What are US interests?

Last Monday's editorial in the Taipei Times questions if the US government, particularly the State Department, knows what's in the best interests of the United States.

As the editorial points out, a NY Times report (about Taiwanese spying allegations) earlier had highlighted Taiwan's problem.
"I don't know of any senior officials who are pro-Taiwan," one former senior State Department official said.

He and others said Foreign Service officers largely viewed some Taiwanese officials' struggle to stay separate from China as a distraction, when the truly important relationship for the United States is China.

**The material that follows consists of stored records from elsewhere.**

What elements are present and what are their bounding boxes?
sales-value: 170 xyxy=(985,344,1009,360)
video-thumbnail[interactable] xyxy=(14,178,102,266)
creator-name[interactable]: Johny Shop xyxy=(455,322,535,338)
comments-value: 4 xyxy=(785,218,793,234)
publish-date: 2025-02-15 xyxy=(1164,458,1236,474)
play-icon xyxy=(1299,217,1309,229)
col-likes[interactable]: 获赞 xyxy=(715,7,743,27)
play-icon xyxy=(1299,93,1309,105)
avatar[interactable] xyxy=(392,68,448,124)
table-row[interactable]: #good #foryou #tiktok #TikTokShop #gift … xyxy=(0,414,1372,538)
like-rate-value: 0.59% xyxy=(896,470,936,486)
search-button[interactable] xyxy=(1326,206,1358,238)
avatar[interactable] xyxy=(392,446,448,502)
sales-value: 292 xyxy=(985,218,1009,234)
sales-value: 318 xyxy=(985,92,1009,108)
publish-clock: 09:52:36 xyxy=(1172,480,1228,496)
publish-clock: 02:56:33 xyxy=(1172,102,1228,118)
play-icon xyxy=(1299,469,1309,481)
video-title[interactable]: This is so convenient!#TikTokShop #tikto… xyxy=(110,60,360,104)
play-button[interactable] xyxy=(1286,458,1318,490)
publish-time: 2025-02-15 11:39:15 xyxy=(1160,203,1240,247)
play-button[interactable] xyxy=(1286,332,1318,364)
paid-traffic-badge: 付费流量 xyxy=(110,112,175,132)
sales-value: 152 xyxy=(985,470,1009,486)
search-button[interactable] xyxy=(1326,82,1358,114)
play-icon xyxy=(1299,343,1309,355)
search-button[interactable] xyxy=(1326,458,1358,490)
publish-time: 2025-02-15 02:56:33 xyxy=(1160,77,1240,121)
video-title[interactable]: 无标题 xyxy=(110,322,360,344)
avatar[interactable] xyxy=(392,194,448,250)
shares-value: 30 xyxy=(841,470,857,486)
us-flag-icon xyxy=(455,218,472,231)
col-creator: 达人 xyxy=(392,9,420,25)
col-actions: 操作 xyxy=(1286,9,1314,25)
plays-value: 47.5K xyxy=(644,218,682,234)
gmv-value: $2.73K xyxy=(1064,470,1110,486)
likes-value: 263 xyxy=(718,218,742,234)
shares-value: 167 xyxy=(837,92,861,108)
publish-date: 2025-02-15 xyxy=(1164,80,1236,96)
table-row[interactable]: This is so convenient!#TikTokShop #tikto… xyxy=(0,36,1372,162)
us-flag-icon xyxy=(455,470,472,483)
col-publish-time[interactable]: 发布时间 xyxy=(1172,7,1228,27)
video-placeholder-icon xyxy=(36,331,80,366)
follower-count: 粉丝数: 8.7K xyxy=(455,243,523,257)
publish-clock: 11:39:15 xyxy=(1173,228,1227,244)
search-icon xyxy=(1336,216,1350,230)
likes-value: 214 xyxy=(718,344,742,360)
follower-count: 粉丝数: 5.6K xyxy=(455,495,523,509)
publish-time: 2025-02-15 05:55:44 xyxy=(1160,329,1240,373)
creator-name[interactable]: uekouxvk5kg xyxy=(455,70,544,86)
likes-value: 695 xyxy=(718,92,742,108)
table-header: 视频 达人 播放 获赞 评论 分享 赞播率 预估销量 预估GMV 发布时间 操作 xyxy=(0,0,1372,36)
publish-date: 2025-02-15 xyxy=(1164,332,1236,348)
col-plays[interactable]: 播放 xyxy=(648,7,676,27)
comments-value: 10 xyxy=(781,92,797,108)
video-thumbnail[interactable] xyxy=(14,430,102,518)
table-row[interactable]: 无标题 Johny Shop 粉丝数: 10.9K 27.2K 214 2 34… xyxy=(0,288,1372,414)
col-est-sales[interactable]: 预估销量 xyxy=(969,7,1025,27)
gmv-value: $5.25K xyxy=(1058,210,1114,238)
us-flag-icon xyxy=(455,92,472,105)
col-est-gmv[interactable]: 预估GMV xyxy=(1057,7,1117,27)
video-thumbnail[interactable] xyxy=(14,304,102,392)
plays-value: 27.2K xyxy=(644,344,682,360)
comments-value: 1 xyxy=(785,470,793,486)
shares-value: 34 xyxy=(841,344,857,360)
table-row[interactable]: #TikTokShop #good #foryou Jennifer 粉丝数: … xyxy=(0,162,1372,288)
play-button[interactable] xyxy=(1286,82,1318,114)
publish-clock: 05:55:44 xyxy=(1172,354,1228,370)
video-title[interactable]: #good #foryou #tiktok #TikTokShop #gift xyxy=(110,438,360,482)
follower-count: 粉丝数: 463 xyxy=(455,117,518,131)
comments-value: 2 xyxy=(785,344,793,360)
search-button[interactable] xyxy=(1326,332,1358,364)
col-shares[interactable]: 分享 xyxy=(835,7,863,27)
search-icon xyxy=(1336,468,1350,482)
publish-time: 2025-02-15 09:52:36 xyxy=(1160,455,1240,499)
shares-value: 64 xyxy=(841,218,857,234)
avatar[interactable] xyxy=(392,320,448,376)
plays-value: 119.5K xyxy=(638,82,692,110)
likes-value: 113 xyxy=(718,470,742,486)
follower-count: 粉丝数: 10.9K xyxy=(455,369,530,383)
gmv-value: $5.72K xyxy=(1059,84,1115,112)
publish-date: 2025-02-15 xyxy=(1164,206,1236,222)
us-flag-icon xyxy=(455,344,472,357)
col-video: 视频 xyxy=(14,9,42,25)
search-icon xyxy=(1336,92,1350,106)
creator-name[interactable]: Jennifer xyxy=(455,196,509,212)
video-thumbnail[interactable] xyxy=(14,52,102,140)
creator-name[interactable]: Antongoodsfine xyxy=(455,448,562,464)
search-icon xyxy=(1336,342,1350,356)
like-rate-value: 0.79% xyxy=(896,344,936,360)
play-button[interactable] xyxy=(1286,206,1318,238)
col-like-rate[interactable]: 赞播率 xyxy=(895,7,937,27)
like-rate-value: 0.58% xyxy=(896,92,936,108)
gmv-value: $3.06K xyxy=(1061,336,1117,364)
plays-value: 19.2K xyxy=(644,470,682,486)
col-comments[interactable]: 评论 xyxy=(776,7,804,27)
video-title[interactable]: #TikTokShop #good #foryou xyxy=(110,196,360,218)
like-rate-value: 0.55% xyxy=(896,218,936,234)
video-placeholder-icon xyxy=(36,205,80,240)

Carl W. Ford Jr., an assistant secretary of state for intelligence and research until he retired last year, worked directly with Mr. Keyser. He agreed that few if any State Department officials were openly pro-Taiwan.

He added that a handful of them "are at least neutral."

"And Don was very much down the middle. That did set him apart from the others."
Okay, I think if someone working in the State Department was spying for Taiwan, then throw the book at him. But, what on Earth is going on in the State Department? Isn't the State Department supposed to be pro-US? Why are there people who are "pro" China working there?

I can understand how there may be people who work hard to maintain strong ties with China, but a realistic view is that, at best, China is a rival to America in Asia, if not globally. Why would we turn our backs on some of the few friends we have in the region for the dubious benefit of the Chinese government's favor?